Butte’s history as a mining town has left it with a unique landscape, covered with funky old buildings and rickety-looking mining headframes. But you don’t have to look far to discover that the mining industry has also taken its toll on the land, and left the city with a tremendous environmental disaster, known as the Berkeley Pit.
The Berkeley Pit viewing stand is located on Continental Drive. Continental Drive is (more or less) the outer boundary of development on the east side of town. From Uptown Butte, take Park Street east–it will turn into Continental Drive–then watch for the viewing stand’s parking area as you drive around the outside of the pit.
As far as I know, the Berkeley Pit is the only place in the country where you can pay good money to see toxic waste. Visitors gladly fork over $2 because, after all, this is not your average environmental disaster. No sirree, this is the mother of them all, the country’s largest superfund site. There’s 37 billion gallons of of highly acidic, toxic water, laden with heavy metals and chemicals like arsenic and sulfuric acid. And you wanted to see it for free? C’mon!
So, plunk down your $2 and walk through the long tunnel, which takes you through the outer wall of the pit.
Once you’re in the pit, you can’t go very far. There’s a viewing stand that allows you to see the whole thing, but you aren’t allowed to go any closer (nor would you want to).
The pit fills your field of view, stretching from one corner of your eye to the other. It’s remarkably large, and amazingly deadly-looking. The water has many different colors, depending on the light. Most of the time, it’s somewhere between red and brown, although I have seen some pictures where it appears blue (not a natural blue, but a disturbing shade that occurs no where in nature).
Decades ago, the mining industry in Butte was entirely underground. As companies hauled out ore from one tunnel after another, the entire hill above Butte became so hollow, that someone figured out it would make more sense to just remove all the rock, forming an enormous pit. Everything was great from the 1950’s until around 1982, when the mine closed, and the pumps that had previously removed all the seeping groundwater from the hole were turned off. The groundwater began filling the pit, and even today, the water level is still rising.

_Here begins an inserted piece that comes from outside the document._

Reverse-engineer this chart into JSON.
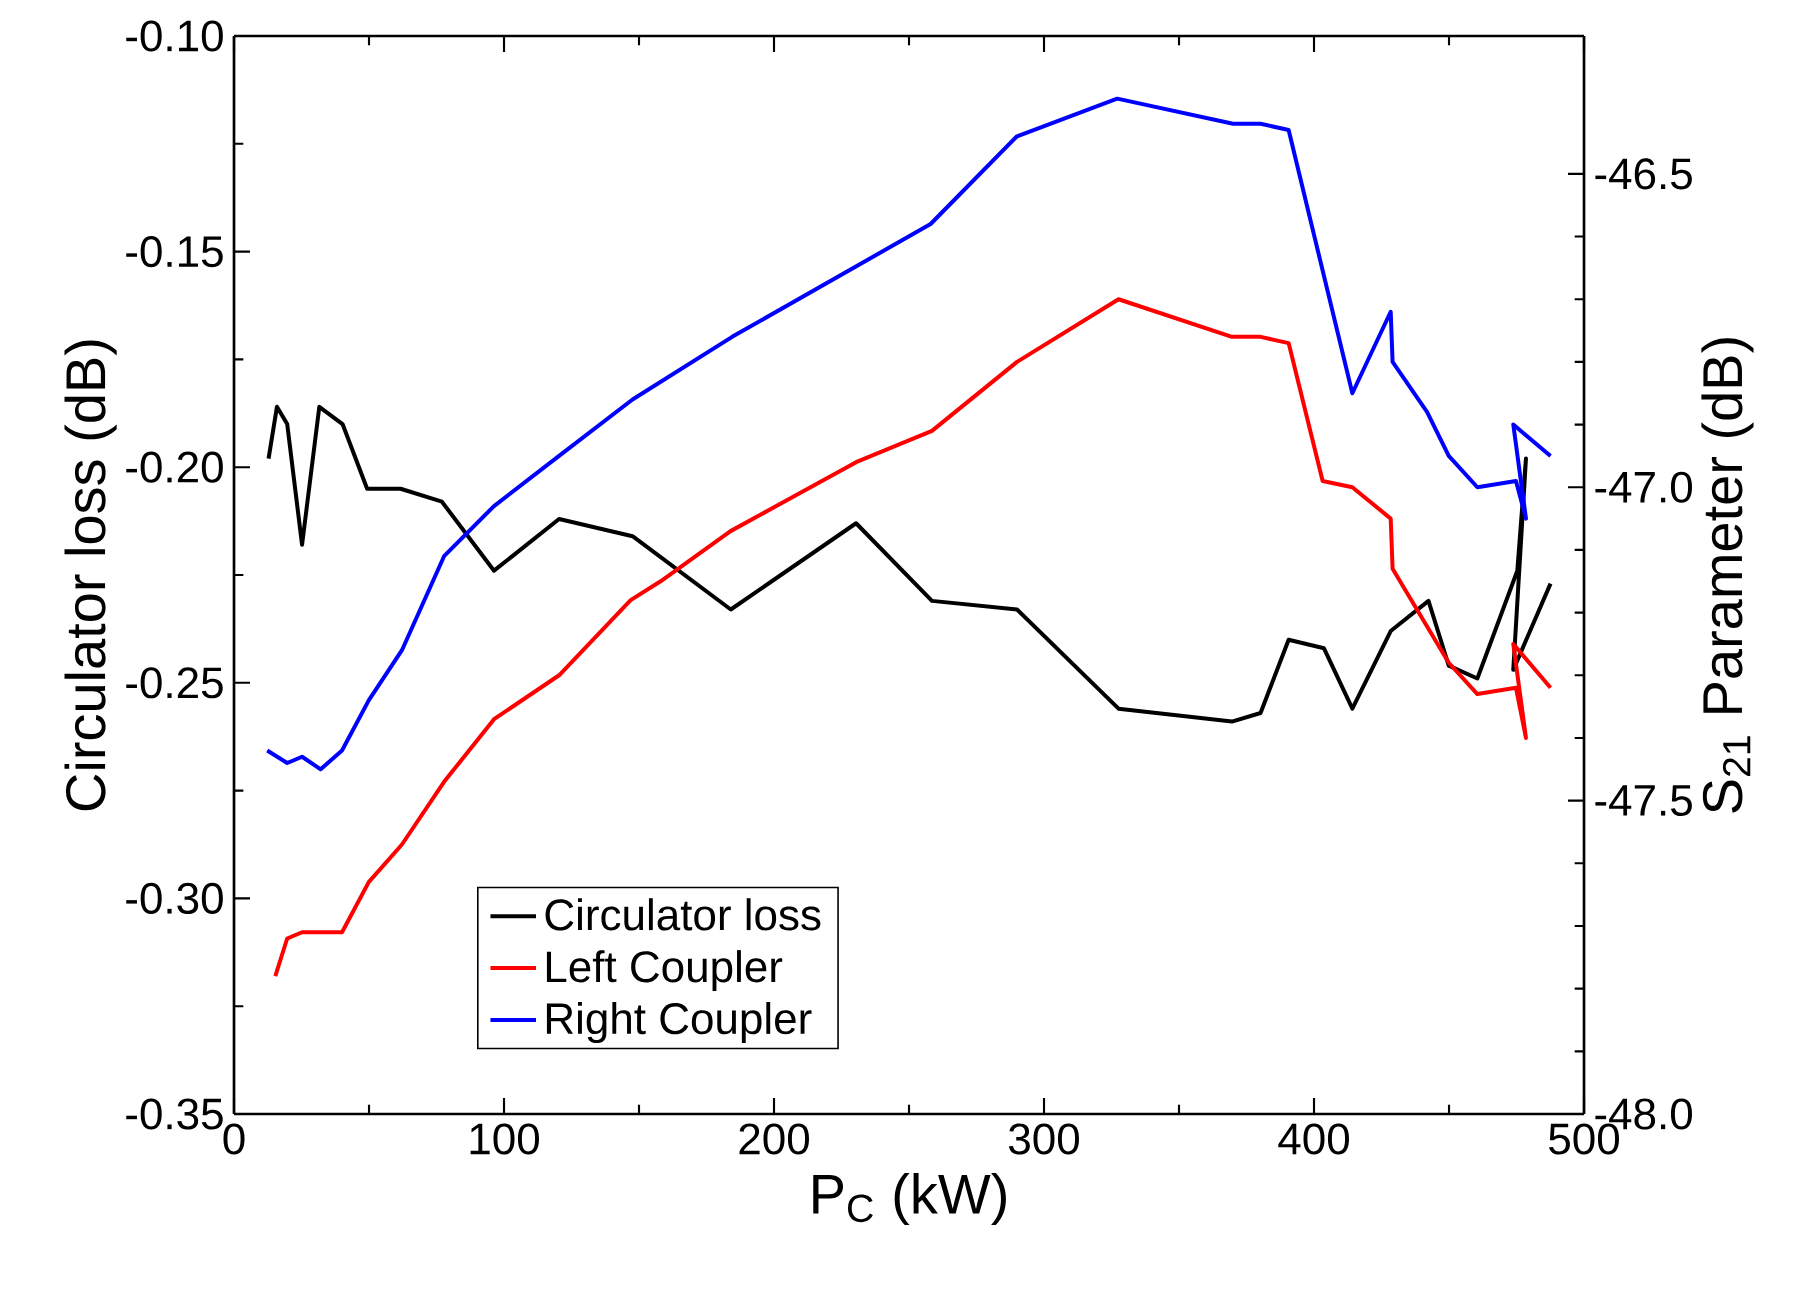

As of 2006, the water level in the pit is 5,259 feet above sea level. The government has set a critical level–5,410 feet. The water must not go above that level, and if the current flow continues, it shouldn’t reach the critical level until around 2020.
So what happens in 2020? A treatment center is now operating at the edge of the pit. For now, it treats water from other mining operations that would have otherwise drained into the pit. Around 2018, if all goes well, it should be able to begin pulling water from the pit, treating it, then discharging it elsewhere.
Our Lady of the Rockies Statue
Overlooking all of Butte is Our Lady of the Rockies, a 90-foot statue atop the Continental Divide, on the east side of town (almost directly above the I-90/I-15 interchange). The statue was placed there in 1985, and was lifted up the mountain in four sections by a Sikorsky Sky Crane helicopter. A tremendous volunteer effort made it all happen–a true testament to the people of Butte.